1, Demand scenario analysis
In the actual operation and management process of data platform, the scale of data table tends to grow to a very large scale with the access of more business data and the construction of data application. Data managers often hope to use the analysis of metadata to better grasp the kinship of different data tables, so as to analyze the upstream and downstream dependency of data.
This article introduces how to analyze the blood relationship of a table according to the input and output table of job ID in maxcompute information schema.
2, Scheme design ideas
Maxcompute information schema provides the task history of the job detail data of the access table, which contains the upstream and downstream dependency of the job ID, input tables, and output tables fields. According to these three fields, the blood relationship of the table is statistically analyzed
1. According to the job history of a certain day, obtain the details of the input table, output table and job ID fields in the tasks history table, and then analyze and count the upstream and downstream dependency of each table in a certain period of time.
2. According to the upstream and downstream dependence of the table, the relationship of bleeding margin was inferred.
3, Scheme implementation method
Refer to example 1:
(1) Query the upstream and downstream dependent SQL processing of a table according to the job ID as follows:
select t2.input_table, t1.inst_id, replace(replace(t1.output_tables,"[",""),"]","") as output_table from information_schema.tasks_history t1 left join ( select ---Remove table start and end[ ] trans_array(1,",",inst_id, replace(replace(input_tables,"[",""),"]","")) as (inst_id,input_table) from information_schema.tasks_history where ds = 20190902 )t2 on t1.inst_id = t2.inst_id where (replace(replace(t1.output_tables,"[",""),"]","")) <> "" order by t2.input_table limit 1000;
The results are as follows:
(2) According to the results, we can get the input table output table and the connected job ID of each table, that is, the blood relationship of each table.

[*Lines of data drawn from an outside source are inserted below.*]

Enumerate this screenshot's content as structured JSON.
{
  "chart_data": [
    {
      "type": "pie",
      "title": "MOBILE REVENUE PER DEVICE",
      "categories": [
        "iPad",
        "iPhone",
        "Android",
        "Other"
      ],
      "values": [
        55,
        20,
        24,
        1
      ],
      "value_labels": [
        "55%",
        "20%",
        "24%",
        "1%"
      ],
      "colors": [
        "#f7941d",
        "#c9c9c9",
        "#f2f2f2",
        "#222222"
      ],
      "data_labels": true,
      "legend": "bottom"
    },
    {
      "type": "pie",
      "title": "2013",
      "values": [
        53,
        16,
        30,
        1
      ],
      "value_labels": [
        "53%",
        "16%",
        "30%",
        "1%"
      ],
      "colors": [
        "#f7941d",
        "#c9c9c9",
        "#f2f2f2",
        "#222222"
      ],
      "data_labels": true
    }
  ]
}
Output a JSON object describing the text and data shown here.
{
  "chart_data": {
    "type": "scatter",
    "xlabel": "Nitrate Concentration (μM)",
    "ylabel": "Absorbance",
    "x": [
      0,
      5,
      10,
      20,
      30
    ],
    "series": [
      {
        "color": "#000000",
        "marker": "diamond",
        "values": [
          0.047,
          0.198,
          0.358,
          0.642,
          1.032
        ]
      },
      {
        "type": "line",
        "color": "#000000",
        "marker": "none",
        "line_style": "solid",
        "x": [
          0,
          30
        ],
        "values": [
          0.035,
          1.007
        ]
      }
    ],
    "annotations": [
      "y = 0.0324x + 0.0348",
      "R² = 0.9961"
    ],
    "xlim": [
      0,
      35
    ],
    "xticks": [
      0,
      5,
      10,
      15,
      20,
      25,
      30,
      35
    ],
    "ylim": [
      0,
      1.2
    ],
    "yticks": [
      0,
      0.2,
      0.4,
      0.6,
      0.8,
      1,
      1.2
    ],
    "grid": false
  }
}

The blood relationship map is as follows:
The middle line is the job ID, the starting line is the input table, and the direction indicated by the arrow is the output table.
Refer to example 2:
The following way is to analyze blood relationship by setting partition and combining DataWorks:
(1) Design storage result table Schema
CREATE TABLE IF NOT EXISTS dim_meta_tasks_history_a ( stat_date STRING COMMENT 'Date of Statistics', project_name STRING COMMENT 'entry name', task_id STRING COMMENT 'task ID', start_time STRING COMMENT 'start time', end_time STRING COMMENT 'End time', input_table STRING COMMENT 'Input table', output_table STRING COMMENT 'Output table', etl_date STRING COMMENT 'ETL Running time' );
(2) Key parsing sql
SELECT '${yesterday}' AS stat_date ,'project_name' AS project_name ,a.inst_id AS task_id ,start_time AS start_time ,end_time AS end_time ,a.input_table AS input_table ,a.output_table AS output_table ,GETDATE() AS etl_date FROM ( SELECT t2.input_table ,t1.inst_id ,replace(replace(t1.input_tables,"[",""),"]","") AS output_table ,start_time ,end_time FROM ( SELECT * ,ROW_NUMBER() OVER(PARTITION BY output_tables ORDER BY end_time DESC) AS rows FROM information_schema.tasks_history WHERE operation_text LIKE 'INSERT OVERWRITE TABLE%' AND ( start_time >= TO_DATE('${yesterday}','yyyy-mm-dd') and end_time <= DATEADD(TO_DATE('${yesterday}','yyyy-mm-dd'),8,'hh') ) AND(replace(replace(output_tables,"[",""),"]",""))<>"" AND ds = CONCAT(SUBSTR('${yesterday}',1,4),SUBSTR('${yesterday}',6,2),SUBSTR('${yesterday}',9,2)) )t1 LEFT JOIN( SELECT TRANS_ARRAY(1,",",inst_id,replace(replace(input_tables,"[",""),"]","")) AS (inst_id,input_table) FROM information_schema.tasks_history WHERE ds = CONCAT(SUBSTR('${yesterday}',1,4),SUBSTR('${yesterday}',6,2),SUBSTR('${yesterday}',9,2)) )t2 ON t1.inst_id = t2.inst_id where t1.rows = 1 ) a WHERE a.input_table is not null ;
(3) Task dependency
(4) Ultimate kinship
The above blood relationship analysis is based on their own thinking and practice to complete. Real business scenarios need to be verified together. So I hope that you can make corresponding sql changes according to your business needs if you need. If there is any improper handling, I hope to give more advice. I'm making adjustments.
This article is Alibaba cloud content and cannot be reproduced without permission.